As we have seen, according to this humorous vision of the human being, health was in the balance of these substances (the logic of balances between fundamental elements was very common at the time).

It was believed that certain diseases or particular situations could increase this disproportion, worsen the health of the person and / or make his temper more extreme and incompatible with the way others were.

1. Blood

It corresponded to happy and optimistic people, With a tendency to express affection for others and with confidence in themselves. It corresponded to the substance of the blood.

2. Melancholy

Temperament defined by the presence of a large amount of black bile, his associated temperament is sad, with an artistic sensibility and easy to move.

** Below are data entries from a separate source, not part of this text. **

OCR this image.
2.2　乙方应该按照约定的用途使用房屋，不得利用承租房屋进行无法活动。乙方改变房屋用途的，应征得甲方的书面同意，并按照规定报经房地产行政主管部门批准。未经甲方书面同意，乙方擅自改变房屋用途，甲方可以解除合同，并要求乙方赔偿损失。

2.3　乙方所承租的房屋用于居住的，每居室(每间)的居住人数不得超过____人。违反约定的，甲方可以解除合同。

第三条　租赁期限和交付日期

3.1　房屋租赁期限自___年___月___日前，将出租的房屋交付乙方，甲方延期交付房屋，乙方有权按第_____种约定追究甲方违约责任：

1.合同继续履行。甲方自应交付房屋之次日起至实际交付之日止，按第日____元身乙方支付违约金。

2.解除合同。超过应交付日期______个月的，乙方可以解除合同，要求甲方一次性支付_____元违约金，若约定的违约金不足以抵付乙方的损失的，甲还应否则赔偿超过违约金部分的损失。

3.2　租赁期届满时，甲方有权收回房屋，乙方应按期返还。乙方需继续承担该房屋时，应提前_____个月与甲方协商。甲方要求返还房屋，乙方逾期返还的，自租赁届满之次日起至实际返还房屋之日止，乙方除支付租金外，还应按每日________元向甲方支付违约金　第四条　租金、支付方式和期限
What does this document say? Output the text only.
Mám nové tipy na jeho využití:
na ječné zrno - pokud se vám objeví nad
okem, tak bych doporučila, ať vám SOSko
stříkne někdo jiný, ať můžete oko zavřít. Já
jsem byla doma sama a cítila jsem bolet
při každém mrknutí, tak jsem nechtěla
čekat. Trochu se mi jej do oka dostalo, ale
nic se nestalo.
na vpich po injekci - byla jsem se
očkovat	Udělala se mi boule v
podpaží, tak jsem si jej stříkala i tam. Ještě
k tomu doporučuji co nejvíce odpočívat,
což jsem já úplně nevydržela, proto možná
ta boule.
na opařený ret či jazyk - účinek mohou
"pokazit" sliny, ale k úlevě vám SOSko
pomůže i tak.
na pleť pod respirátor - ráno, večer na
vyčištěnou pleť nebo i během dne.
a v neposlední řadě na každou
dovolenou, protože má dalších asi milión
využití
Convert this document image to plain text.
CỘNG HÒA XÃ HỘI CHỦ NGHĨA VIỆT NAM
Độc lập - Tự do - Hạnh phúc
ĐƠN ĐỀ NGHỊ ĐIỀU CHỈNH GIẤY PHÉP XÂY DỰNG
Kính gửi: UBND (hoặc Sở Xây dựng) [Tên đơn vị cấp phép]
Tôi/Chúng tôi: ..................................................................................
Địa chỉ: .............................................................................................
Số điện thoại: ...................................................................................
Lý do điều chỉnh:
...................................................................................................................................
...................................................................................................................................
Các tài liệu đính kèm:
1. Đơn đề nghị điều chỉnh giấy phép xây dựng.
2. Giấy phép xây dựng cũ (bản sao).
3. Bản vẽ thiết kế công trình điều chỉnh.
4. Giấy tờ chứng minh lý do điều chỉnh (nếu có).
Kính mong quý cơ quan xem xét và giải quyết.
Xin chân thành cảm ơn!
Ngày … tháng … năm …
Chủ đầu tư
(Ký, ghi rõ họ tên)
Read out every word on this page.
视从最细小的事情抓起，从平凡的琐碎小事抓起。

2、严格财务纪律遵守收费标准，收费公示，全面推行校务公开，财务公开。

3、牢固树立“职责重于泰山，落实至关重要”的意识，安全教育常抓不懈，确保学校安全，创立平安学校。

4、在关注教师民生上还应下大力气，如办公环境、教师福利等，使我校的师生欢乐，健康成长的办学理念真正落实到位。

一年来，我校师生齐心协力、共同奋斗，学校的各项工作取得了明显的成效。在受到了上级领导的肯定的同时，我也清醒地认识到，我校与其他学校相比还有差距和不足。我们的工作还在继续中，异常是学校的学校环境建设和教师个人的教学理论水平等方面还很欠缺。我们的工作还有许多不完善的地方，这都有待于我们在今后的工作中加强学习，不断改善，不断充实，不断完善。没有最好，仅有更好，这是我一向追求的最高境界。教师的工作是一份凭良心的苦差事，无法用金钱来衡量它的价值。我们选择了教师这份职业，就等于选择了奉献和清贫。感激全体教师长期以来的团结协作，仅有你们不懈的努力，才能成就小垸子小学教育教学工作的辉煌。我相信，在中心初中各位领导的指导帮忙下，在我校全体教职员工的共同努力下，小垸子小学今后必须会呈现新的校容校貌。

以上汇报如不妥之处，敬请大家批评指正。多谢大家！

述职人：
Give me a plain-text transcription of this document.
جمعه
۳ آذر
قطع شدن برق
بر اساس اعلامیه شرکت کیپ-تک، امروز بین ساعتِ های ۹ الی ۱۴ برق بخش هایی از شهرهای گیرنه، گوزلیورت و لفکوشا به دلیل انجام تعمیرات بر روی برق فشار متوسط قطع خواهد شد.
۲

Corresponding to the humor of phlegm, people associated with this temperament would be cold and rational.

4. Choleric

Temperament linked to yellow bile, it would express itself in passionate people, easy annoyance and with a lot of energy.

The theory of the four temperaments today

The theory born with Empedocles and Hippocrates and developed by Galen was one of the pillars of medicine until the time of the Renaissance. Beyond this historic milestone, however, it served as an inspiration to some psychologists interested in studying individual and personality differences, including Hans Eysenck.

It should be noted that this classification system has no scientific value; in any case, it can serve as inspiration when developing theories and hypotheses which, over time, end up having empirical evidence in their favor.